Allí se sentaron destrozadas y fue cuando la anciana muy emocionada, llorando sin llorar, le desveló los nombres de los falangistas que habían asesinado a su padre, a su tío Carmelo Afonso, la noche que se los llevaron de aquella misma casa a punto de ser derruida, cuando vinieron junto al guardia municipal Pernía, el joven Santo, Eufemiano, Penichet, Leacock y varios más, todos vestidos de azul, de algunos no recordaba el nombre, solo la inmensa rabia y el odio en sus ojos, cuando de madrugada sacaron a los dos campesinos anarquistas a patadas y puñetazos. Matilde la miraba alucinada, nunca le había contado con tanto detalle lo que sucedió aquel 29 de agosto de 1.936. 

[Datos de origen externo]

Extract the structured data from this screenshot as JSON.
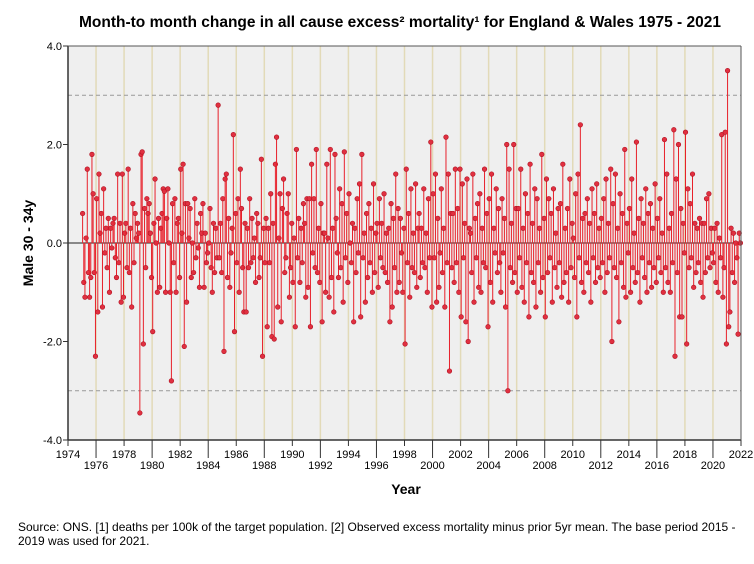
{
  "chart_data": {
    "type": "line",
    "style": "lollipop",
    "title": "Month-to month change in all cause excess² mortality¹  for England & Wales 1975 - 2021",
    "xlabel": "Year",
    "ylabel": "Male 30 - 34y",
    "xlim": [
      1974,
      2022
    ],
    "ylim": [
      -4,
      4
    ],
    "yticks": [
      "4.0",
      "2.0",
      "0.0",
      "-2.0",
      "-4.0"
    ],
    "ytick_values": [
      4,
      2,
      0,
      -2,
      -4
    ],
    "xticks": [
      "1974",
      "1976",
      "1978",
      "1980",
      "1982",
      "1984",
      "1986",
      "1988",
      "1990",
      "1992",
      "1994",
      "1996",
      "1998",
      "2000",
      "2002",
      "2004",
      "2006",
      "2008",
      "2010",
      "2012",
      "2014",
      "2016",
      "2018",
      "2020",
      "2022"
    ],
    "reference_lines": [
      3,
      -3
    ],
    "grid": true,
    "start_year": 1975,
    "frequency": "monthly",
    "series": [
      {
        "name": "Male 30 - 34y",
        "color": "#e8202a",
        "values": [
          0.6,
          -0.8,
          -1.1,
          0.1,
          1.5,
          -0.6,
          -1.1,
          -0.7,
          1.8,
          1.0,
          -0.6,
          -2.3,
          0.9,
          -1.4,
          1.4,
          0.2,
          0.6,
          -1.3,
          1.1,
          -0.2,
          0.3,
          -0.5,
          0.5,
          -1.0,
          0.3,
          -0.1,
          0.4,
          0.5,
          -0.3,
          -0.7,
          1.4,
          -0.4,
          0.4,
          -1.2,
          1.4,
          -1.1,
          0.2,
          0.4,
          -0.5,
          1.5,
          -0.6,
          0.3,
          -1.3,
          0.8,
          -0.4,
          0.6,
          0.1,
          0.4,
          0.2,
          -3.45,
          1.8,
          1.85,
          -2.05,
          0.7,
          -0.5,
          0.9,
          0.6,
          0.8,
          0.2,
          -0.7,
          -1.8,
          0.4,
          1.3,
          0.0,
          -1.0,
          0.5,
          -0.9,
          0.3,
          0.6,
          1.1,
          1.05,
          -1.0,
          0.5,
          1.1,
          0.0,
          -1.0,
          -2.8,
          0.8,
          -0.4,
          0.9,
          -1.0,
          0.4,
          0.5,
          -0.7,
          1.5,
          0.2,
          1.6,
          -2.1,
          0.8,
          -1.2,
          0.8,
          0.1,
          0.7,
          -0.7,
          0.0,
          -0.6,
          0.9,
          -0.3,
          0.4,
          -0.1,
          -0.9,
          0.6,
          0.2,
          0.8,
          -0.9,
          0.2,
          -0.4,
          -0.2,
          0.0,
          0.7,
          -0.5,
          -1.0,
          0.4,
          -0.6,
          0.3,
          -0.3,
          2.8,
          -0.3,
          0.4,
          -0.6,
          0.9,
          -2.2,
          1.3,
          1.4,
          -0.7,
          0.5,
          -0.9,
          -0.2,
          0.3,
          2.2,
          -1.8,
          0.6,
          -0.4,
          0.9,
          -1.0,
          1.5,
          0.7,
          -0.5,
          -1.4,
          0.4,
          -1.4,
          0.3,
          -0.5,
          0.9,
          -0.4,
          0.5,
          -0.3,
          0.1,
          -0.8,
          0.6,
          0.4,
          -0.7,
          -0.3,
          1.7,
          -2.3,
          0.3,
          -0.4,
          0.5,
          -1.7,
          0.3,
          -0.4,
          1.0,
          -1.9,
          0.4,
          -1.95,
          1.6,
          2.15,
          -1.3,
          0.1,
          1.0,
          -1.6,
          0.7,
          1.3,
          -0.6,
          -0.3,
          0.6,
          1.0,
          -1.1,
          -0.5,
          0.4,
          -0.8,
          0.1,
          -1.7,
          1.9,
          -0.3,
          0.5,
          -0.8,
          0.3,
          -0.4,
          0.8,
          0.4,
          -1.1,
          0.9,
          -0.9,
          0.9,
          -1.7,
          1.6,
          -0.2,
          0.9,
          -0.5,
          1.9,
          -0.6,
          0.3,
          -0.8,
          0.8,
          -1.6,
          0.2,
          0.2,
          -1.0,
          1.6,
          0.1,
          -1.1,
          1.9,
          -0.7,
          0.3,
          -1.4,
          1.8,
          0.5,
          -0.2,
          -0.7,
          1.1,
          -0.5,
          0.8,
          -1.2,
          1.85,
          -0.3,
          0.6,
          -0.8,
          1.0,
          0.0,
          -0.4,
          0.4,
          -1.6,
          0.3,
          -0.6,
          0.9,
          -0.2,
          1.2,
          -1.5,
          1.8,
          -0.3,
          0.2,
          -1.2,
          0.6,
          -0.7,
          0.8,
          -0.4,
          0.3,
          -1.0,
          1.2,
          -0.6,
          0.2,
          0.4,
          -0.9,
          0.9,
          -0.3,
          0.4,
          -0.5,
          1.0,
          -0.6,
          0.2,
          -0.8,
          0.3,
          -1.6,
          0.8,
          -1.3,
          0.5,
          -0.5,
          1.4,
          -1.0,
          0.7,
          -0.8,
          0.5,
          -0.2,
          -1.0,
          0.3,
          -2.05,
          1.5,
          -0.4,
          0.6,
          -1.1,
          1.1,
          -0.5,
          0.2,
          -0.6,
          1.2,
          -0.9,
          0.3,
          0.6,
          -0.7,
          0.3,
          -0.4,
          1.1,
          -0.5,
          0.2,
          -1.0,
          0.9,
          -0.3,
          2.05,
          -1.3,
          1.0,
          -0.3,
          1.4,
          -1.2,
          0.5,
          -0.9,
          -0.2,
          1.1,
          -0.6,
          0.3,
          -1.3,
          2.15,
          -0.4,
          1.4,
          -2.6,
          0.6,
          -0.5,
          0.6,
          -0.8,
          1.5,
          -0.4,
          0.7,
          -1.0,
          1.5,
          -1.5,
          1.2,
          -0.3,
          0.4,
          -1.6,
          1.3,
          -2.0,
          0.3,
          0.2,
          -0.6,
          1.4,
          -1.2,
          0.5,
          -0.3,
          0.8,
          -0.9,
          1.0,
          -1.0,
          0.3,
          -0.4,
          1.5,
          -0.5,
          0.6,
          -1.7,
          0.9,
          -0.8,
          1.4,
          -1.2,
          0.3,
          -0.2,
          1.1,
          -0.6,
          0.7,
          -0.4,
          -1.0,
          0.9,
          -0.2,
          0.5,
          -1.3,
          2.0,
          -3.0,
          1.5,
          -0.5,
          0.4,
          -0.8,
          2.0,
          -0.6,
          0.7,
          -1.0,
          0.7,
          -0.3,
          1.5,
          -0.9,
          0.3,
          -1.2,
          1.0,
          -0.4,
          0.6,
          -1.5,
          1.6,
          -0.6,
          0.4,
          -0.8,
          1.1,
          -1.3,
          0.9,
          -0.4,
          0.3,
          -1.0,
          1.8,
          -0.7,
          0.5,
          -1.5,
          1.3,
          -0.6,
          0.9,
          -0.3,
          0.6,
          -1.2,
          1.1,
          -0.5,
          0.2,
          -0.9,
          0.7,
          -0.4,
          0.8,
          -1.1,
          1.6,
          -0.8,
          0.3,
          -0.6,
          0.7,
          -1.2,
          1.3,
          -0.5,
          0.4,
          0.1,
          -0.7,
          1.0,
          -1.5,
          1.4,
          -0.3,
          2.4,
          -0.8,
          0.5,
          -1.0,
          0.6,
          -0.4,
          0.9,
          -0.6,
          0.4,
          -1.2,
          1.1,
          -0.3,
          0.6,
          -0.8,
          1.2,
          -0.5,
          0.3,
          -0.7,
          0.5,
          -0.4,
          0.9,
          -1.0,
          1.3,
          -0.6,
          0.4,
          -0.3,
          1.5,
          -2.0,
          0.8,
          -0.5,
          1.4,
          -0.7,
          0.3,
          -1.6,
          1.0,
          -0.4,
          0.6,
          -0.9,
          1.9,
          -1.1,
          0.4,
          -0.2,
          0.7,
          -1.0,
          1.3,
          -0.5,
          0.2,
          -0.8,
          2.05,
          -0.6,
          0.5,
          -1.2,
          0.9,
          -0.3,
          0.4,
          -0.7,
          1.1,
          -1.0,
          0.6,
          -0.4,
          0.8,
          -0.9,
          0.3,
          -0.5,
          1.2,
          -0.8,
          0.5,
          -0.3,
          0.9,
          -0.6,
          0.2,
          -1.0,
          2.1,
          -0.5,
          1.4,
          -0.8,
          0.3,
          -1.0,
          0.6,
          -0.4,
          2.3,
          -2.3,
          1.3,
          -0.6,
          2.0,
          -1.5,
          0.7,
          -1.5,
          0.4,
          -0.2,
          2.25,
          -2.05,
          1.1,
          -0.5,
          0.8,
          -0.3,
          1.4,
          -0.9,
          0.4,
          -0.6,
          0.3,
          -0.4,
          0.5,
          -0.8,
          0.4,
          -1.1,
          0.4,
          -0.6,
          0.9,
          -0.3,
          1.0,
          -0.5,
          0.3,
          -0.2,
          -0.4,
          0.3,
          -0.8,
          0.4,
          -1.0,
          0.1,
          -0.3,
          2.2,
          -1.1,
          -0.5,
          2.25,
          -2.05,
          3.5,
          -1.7,
          -1.4,
          0.3,
          -0.6,
          0.2,
          -0.8,
          0.0,
          -0.3,
          -1.85,
          0.2,
          0.0
        ]
      }
    ]
  },
  "footnote": "Source: ONS. [1] deaths per 100k of the target population. [2] Observed excess mortality minus prior 5yr mean. The base period 2015 - 2019 was used for 2021."
}
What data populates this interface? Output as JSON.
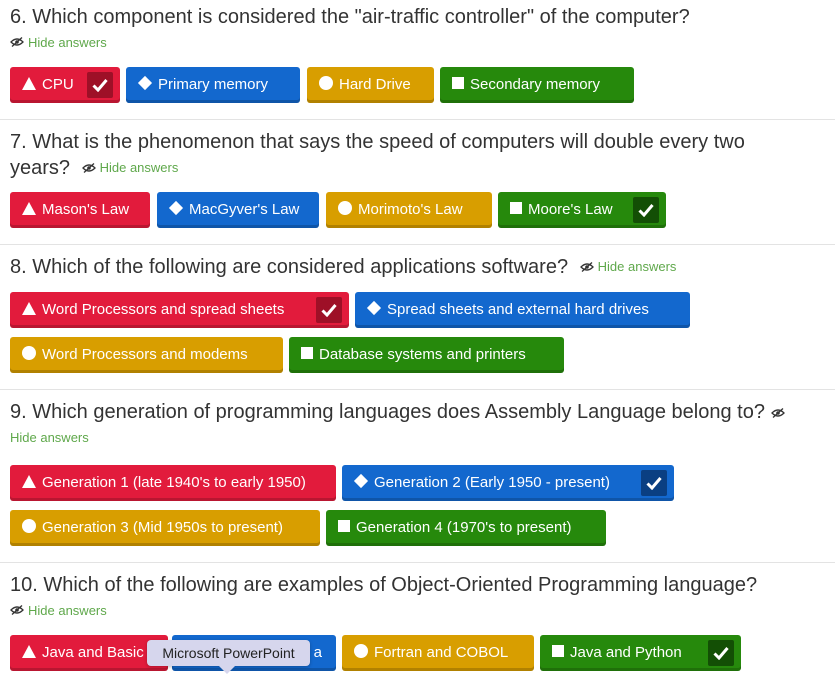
{
  "hide_answers_label": "Hide answers",
  "questions": [
    {
      "title": "6. Which component is considered the \"air-traffic controller\" of the computer?",
      "answers": [
        "CPU",
        "Primary memory",
        "Hard Drive",
        "Secondary memory"
      ]
    },
    {
      "title_line1": "7. What is the phenomenon that says the speed of computers will double every two",
      "title_line2": "years?",
      "answers": [
        "Mason's Law",
        "MacGyver's Law",
        "Morimoto's Law",
        "Moore's Law"
      ]
    },
    {
      "title": "8. Which of the following are considered applications software?",
      "answers": [
        "Word Processors and spread sheets",
        "Spread sheets and external hard drives",
        "Word Processors and modems",
        "Database systems and printers"
      ]
    },
    {
      "title": "9. Which generation of programming languages does Assembly Language belong to?",
      "answers": [
        "Generation 1 (late 1940's to early 1950)",
        "Generation 2 (Early 1950 - present)",
        "Generation 3 (Mid 1950s to present)",
        "Generation 4 (1970's to present)"
      ]
    },
    {
      "title": "10. Which of the following are examples of Object-Oriented Programming language?",
      "answers": [
        "Java and Basic",
        "Fortran and COBOL",
        "Java and Python"
      ],
      "obscured_answer_tail": "a"
    }
  ],
  "tooltip": "Microsoft PowerPoint",
  "colors": {
    "red": "#e21b3c",
    "blue": "#1368ce",
    "yellow": "#d89e00",
    "green": "#26890c"
  },
  "icons": [
    "triangle-icon",
    "diamond-icon",
    "circle-icon",
    "square-icon",
    "check-icon",
    "eye-slash-icon"
  ]
}
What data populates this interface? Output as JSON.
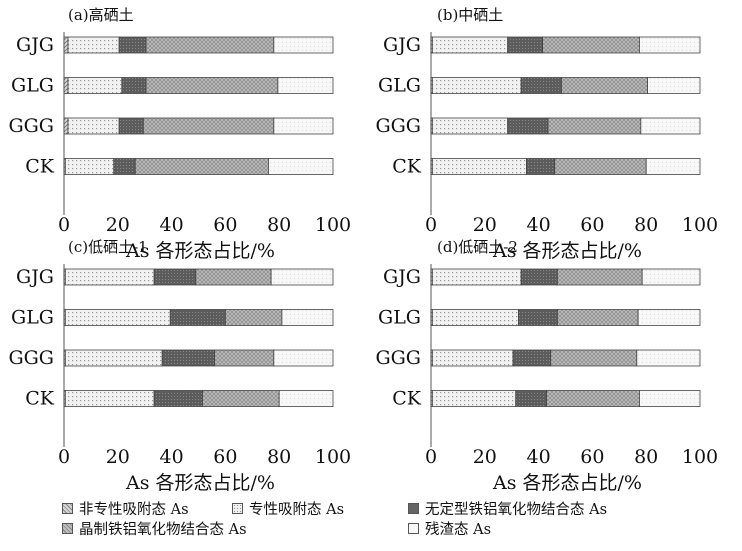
{
  "colors": {
    "non_specific": "#d0d0d0",
    "specific": "#ececec",
    "amorphous": "#6e6e6e",
    "crystalline": "#b4b4b4",
    "residual": "#f4f4f4"
  },
  "chart_data": [
    {
      "type": "bar",
      "orientation": "horizontal",
      "stacked": true,
      "title": "(a)高硒土",
      "xlabel": "As 各形态占比/%",
      "xlim": [
        0,
        100
      ],
      "xticks": [
        0,
        20,
        40,
        60,
        80,
        100
      ],
      "categories": [
        "GJG",
        "GLG",
        "GGG",
        "CK"
      ],
      "series": [
        {
          "name": "非专性吸附态 As",
          "values": [
            1.5,
            1.5,
            1.5,
            0.5
          ]
        },
        {
          "name": "专性吸附态 As",
          "values": [
            19,
            20,
            19,
            18
          ]
        },
        {
          "name": "无定型铁铝氧化物结合态 As",
          "values": [
            10,
            9,
            9,
            8
          ]
        },
        {
          "name": "晶制铁铝氧化物结合态 As",
          "values": [
            47.5,
            49,
            48.5,
            49.5
          ]
        },
        {
          "name": "残渣态 As",
          "values": [
            22,
            20.5,
            22,
            24
          ]
        }
      ]
    },
    {
      "type": "bar",
      "orientation": "horizontal",
      "stacked": true,
      "title": "(b)中硒土",
      "xlabel": "As 各形态占比/%",
      "xlim": [
        0,
        100
      ],
      "xticks": [
        0,
        20,
        40,
        60,
        80,
        100
      ],
      "categories": [
        "GJG",
        "GLG",
        "GGG",
        "CK"
      ],
      "series": [
        {
          "name": "非专性吸附态 As",
          "values": [
            0.5,
            0.5,
            0.5,
            0.5
          ]
        },
        {
          "name": "专性吸附态 As",
          "values": [
            28,
            33,
            28,
            35
          ]
        },
        {
          "name": "无定型铁铝氧化物结合态 As",
          "values": [
            13,
            15,
            15,
            10.5
          ]
        },
        {
          "name": "晶制铁铝氧化物结合态 As",
          "values": [
            36,
            32,
            34.5,
            34
          ]
        },
        {
          "name": "残渣态 As",
          "values": [
            22.5,
            19.5,
            22,
            20
          ]
        }
      ]
    },
    {
      "type": "bar",
      "orientation": "horizontal",
      "stacked": true,
      "title": "(c)低硒土-1",
      "xlabel": "As 各形态占比/%",
      "xlim": [
        0,
        100
      ],
      "xticks": [
        0,
        20,
        40,
        60,
        80,
        100
      ],
      "categories": [
        "GJG",
        "GLG",
        "GGG",
        "CK"
      ],
      "series": [
        {
          "name": "非专性吸附态 As",
          "values": [
            0.5,
            0.5,
            0.5,
            0.5
          ]
        },
        {
          "name": "专性吸附态 As",
          "values": [
            33,
            39,
            36,
            33
          ]
        },
        {
          "name": "无定型铁铝氧化物结合态 As",
          "values": [
            15.5,
            20.5,
            19.5,
            18
          ]
        },
        {
          "name": "晶制铁铝氧化物结合态 As",
          "values": [
            28,
            21,
            22,
            28.5
          ]
        },
        {
          "name": "残渣态 As",
          "values": [
            23,
            19,
            22,
            20
          ]
        }
      ]
    },
    {
      "type": "bar",
      "orientation": "horizontal",
      "stacked": true,
      "title": "(d)低硒土-2",
      "xlabel": "As 各形态占比/%",
      "xlim": [
        0,
        100
      ],
      "xticks": [
        0,
        20,
        40,
        60,
        80,
        100
      ],
      "categories": [
        "GJG",
        "GLG",
        "GGG",
        "CK"
      ],
      "series": [
        {
          "name": "非专性吸附态 As",
          "values": [
            0.5,
            0.5,
            0.5,
            0.5
          ]
        },
        {
          "name": "专性吸附态 As",
          "values": [
            33,
            32,
            30,
            31
          ]
        },
        {
          "name": "无定型铁铝氧化物结合态 As",
          "values": [
            13.5,
            14.5,
            14,
            11.5
          ]
        },
        {
          "name": "晶制铁铝氧化物结合态 As",
          "values": [
            31.5,
            30,
            32,
            34.5
          ]
        },
        {
          "name": "残渣态 As",
          "values": [
            21.5,
            23,
            23.5,
            22.5
          ]
        }
      ]
    }
  ],
  "legend": [
    {
      "label": "非专性吸附态 As",
      "series_index": 0
    },
    {
      "label": "专性吸附态 As",
      "series_index": 1
    },
    {
      "label": "无定型铁铝氧化物结合态 As",
      "series_index": 2
    },
    {
      "label": "晶制铁铝氧化物结合态 As",
      "series_index": 3
    },
    {
      "label": "残渣态 As",
      "series_index": 4
    }
  ]
}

La pobre vieja solo tenía siete años, pero todo estaba grabado en su mente, aquel terror inmenso, los hombres armados, los golpes e insultos: “Rojos de mierda, vamos directos pa la sima volcánica de Los Giles”.

La hija de Carmensa no entendía porque justo aquel día había decidido contarle todo aquello, pero la anciana, ante el vasito de tila y la pastilla de la tensión, la miró fijamente: 

“Sabes mi niña, son los mismos, los mismos que mataron a tu padre, a tu tío Carmelo, ahora nos roban nuestra casa, lo poco que tenemos, como ya hicieron cuando la guerra, lo que ahora querida son constructores, políticos de la derecha, jueces, abogados, que lo único que han hecho es cambiarse el uniforme azul por corbatas de colores, trajes caros, cochazos de lujo, pero son los mismos, los mismos criminales mi hija”.

Las dos se quedaron un rato calladas mirándose, en sus ojos navegaron miles de recuerdos, los momentos felices, aquellas tardes de asadero, vino de la tierra, guitarras y timples, isas y folías rodeadas de perros juguetones, chiquillos, vecinos y familiares. 

La casa ahora iba a desaparecer, como un universo que estalla, un espacio de amor para el olvido, unos recuerdos tiroteados desde fusiles traidores, un pelotón de fusilamiento, una brigada del amanecer elegida en unas corruptas elecciones, una banda organizada de caciques, militares sediciosos y sanguinarios requetés disfrazados de demócratas de toda la vida, que se adueñaban de nuevo de sus vidas, de aquella felicidad ahora encadenada a los intereses de la mafia política, la misma oligarquía asesina que había llenado de dolor y sangre sus vidas, venía de nuevo a reclamar lo que siempre creyeron que les pertenecía.